Podoba mi się, jak krwawy jest film Obcy: Przymierze, chociaż poza tym nie ma zbyt wiele, o czym można by mówić. Jest dobrze, ale to wszystko.
CinemaSerf
20. 04. 2022
60%
Na początku myślałem, że to był dość bezczelny próbą przywiązania marki "Obcy" do naprawdę przeciętnego "Prometeusza" (2012), ale trzeba przyznać, że to tylko trochę więcej niż to. Załoga…
Na początku myślałem, że to był dość bezczelny próbą przywiązania marki "Obcy" do naprawdę przeciętnego "Prometeusza" (2012), ale trzeba przyznać, że to tylko trochę więcej niż to. Załoga kolonialnego statku badawczego zmierza do nowego świata, gdy ich załoga zostaje skuszona trochę Johna Denvera i skręca na pozornie o wiele bardziej odpowiednią planetę. Oczywiście, gdy lądują, zaczynają zdawać sobie sprawę, że nic nie jest tak idylliczne, jak się spodziewali, a jak najszybciej opuszczenie miejsca staje się teraz priorytetem.

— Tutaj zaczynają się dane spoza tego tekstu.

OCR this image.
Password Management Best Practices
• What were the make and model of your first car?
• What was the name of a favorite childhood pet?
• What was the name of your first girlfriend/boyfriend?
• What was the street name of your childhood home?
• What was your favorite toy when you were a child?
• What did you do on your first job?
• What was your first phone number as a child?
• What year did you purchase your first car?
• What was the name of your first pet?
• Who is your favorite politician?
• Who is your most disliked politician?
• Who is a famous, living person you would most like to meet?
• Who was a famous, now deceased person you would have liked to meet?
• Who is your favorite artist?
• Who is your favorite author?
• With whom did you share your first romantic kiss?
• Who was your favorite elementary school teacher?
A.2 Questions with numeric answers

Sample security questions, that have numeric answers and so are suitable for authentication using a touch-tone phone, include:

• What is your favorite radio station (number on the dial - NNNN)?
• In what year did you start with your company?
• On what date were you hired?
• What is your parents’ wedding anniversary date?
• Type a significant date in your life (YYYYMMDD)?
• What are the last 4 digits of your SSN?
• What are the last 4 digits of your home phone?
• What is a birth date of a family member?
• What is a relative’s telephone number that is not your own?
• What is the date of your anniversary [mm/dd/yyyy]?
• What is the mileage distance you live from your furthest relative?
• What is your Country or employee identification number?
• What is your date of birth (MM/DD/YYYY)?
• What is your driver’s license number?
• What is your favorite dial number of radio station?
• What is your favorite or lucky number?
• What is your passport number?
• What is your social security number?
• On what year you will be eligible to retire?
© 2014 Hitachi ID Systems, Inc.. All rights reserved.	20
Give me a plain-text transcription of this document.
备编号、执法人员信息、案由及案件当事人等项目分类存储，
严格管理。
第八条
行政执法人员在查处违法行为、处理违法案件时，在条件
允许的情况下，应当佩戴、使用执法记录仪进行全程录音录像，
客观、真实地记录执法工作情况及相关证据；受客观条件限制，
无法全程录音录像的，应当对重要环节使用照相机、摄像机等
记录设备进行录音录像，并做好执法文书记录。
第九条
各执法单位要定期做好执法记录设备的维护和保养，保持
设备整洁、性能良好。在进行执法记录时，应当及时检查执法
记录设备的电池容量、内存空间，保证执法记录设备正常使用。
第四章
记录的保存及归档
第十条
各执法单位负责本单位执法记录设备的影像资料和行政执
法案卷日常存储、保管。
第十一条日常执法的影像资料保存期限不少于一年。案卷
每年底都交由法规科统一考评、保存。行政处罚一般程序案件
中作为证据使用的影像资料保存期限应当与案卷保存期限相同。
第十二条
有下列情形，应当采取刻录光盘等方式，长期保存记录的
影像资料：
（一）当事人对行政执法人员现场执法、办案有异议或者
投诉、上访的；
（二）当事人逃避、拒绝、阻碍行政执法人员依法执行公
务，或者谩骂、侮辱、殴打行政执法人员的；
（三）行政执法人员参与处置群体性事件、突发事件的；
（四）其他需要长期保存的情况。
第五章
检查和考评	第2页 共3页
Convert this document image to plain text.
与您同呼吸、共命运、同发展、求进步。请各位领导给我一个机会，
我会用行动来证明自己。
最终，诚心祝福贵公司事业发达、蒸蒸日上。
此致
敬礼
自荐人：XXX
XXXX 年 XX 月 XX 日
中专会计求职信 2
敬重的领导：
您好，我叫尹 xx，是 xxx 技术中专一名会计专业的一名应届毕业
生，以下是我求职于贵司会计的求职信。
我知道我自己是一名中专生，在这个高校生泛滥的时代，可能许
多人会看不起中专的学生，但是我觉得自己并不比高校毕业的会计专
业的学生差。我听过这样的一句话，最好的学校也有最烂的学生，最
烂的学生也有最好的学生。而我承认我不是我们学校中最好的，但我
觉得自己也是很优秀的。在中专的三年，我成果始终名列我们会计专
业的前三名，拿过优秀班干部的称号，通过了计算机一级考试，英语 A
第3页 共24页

Minęło prawie 40 lat od pierwszego filmu tego rodzaju, co sprawia, że większość wartości szoku jest dość bezsilna. Wszyscy przeszliśmy już przez gamę terroru, jakie te historie dostarczają, i chociaż Sir Ridley Scott ma dużo doświadczenia w tworzeniu poczucia zagrożenia, wszystko to jest trochę takie, że z tą przewidywalną fabułą, która kończy się, potem kończy się, potem... kończy! Michael Fassbender jest dość skuteczny jako "David", ale reszta obsady, w tym zwykle niezawodny Billy Crudup, ma niewiele oryginalnej treści, w którą mogliby się wkręcić. To na pewno ładnie wyglądający film, ale to jest oczekiwane, to jest pochodna fabuła, która go zawodzi. Faktycznie przypomniało mi to starą epizodę "Star Trek" z pewnymi mitycznymi "Syrenami" rzuconymi dla dobrego efektu. Mimo to jest całkiem przyjemny, po prostu nie film, który zapamiętasz.
GenerationofSwine
13. 01. 2023
10%
No cóż, jest nieco lepsze niż Prometheus, to coś. Jest trochę bliżej do filmu o potworze, jakim był Obcy...ale bliżej nie oznacza, że w jakikolwiek sposób zbliża się do epickości swojej matki z 1979…
No cóż, jest nieco lepsze niż Prometheus, to coś. Jest trochę bliżej do filmu o potworze, jakim był Obcy...ale bliżej nie oznacza, że w jakikolwiek sposób zbliża się do epickości swojej matki z 1979 roku...
Cuzzin Coo
12. 04. 2023
80%
Dobra sci-fi
Dobra sci-fi
Filipe Manuel Neto
21. 04. 2023
60%
Mocne strony tego filmu leżą na poziomie wizualnym i technicznym, ale o wiele lepiej by było, gdyby scenariusz był bardziej rozwinięty i lepiej napisany.
Mocne strony tego filmu leżą na poziomie wizualnym i technicznym, ale o wiele lepiej by było, gdyby scenariusz był bardziej rozwinięty i lepiej napisany.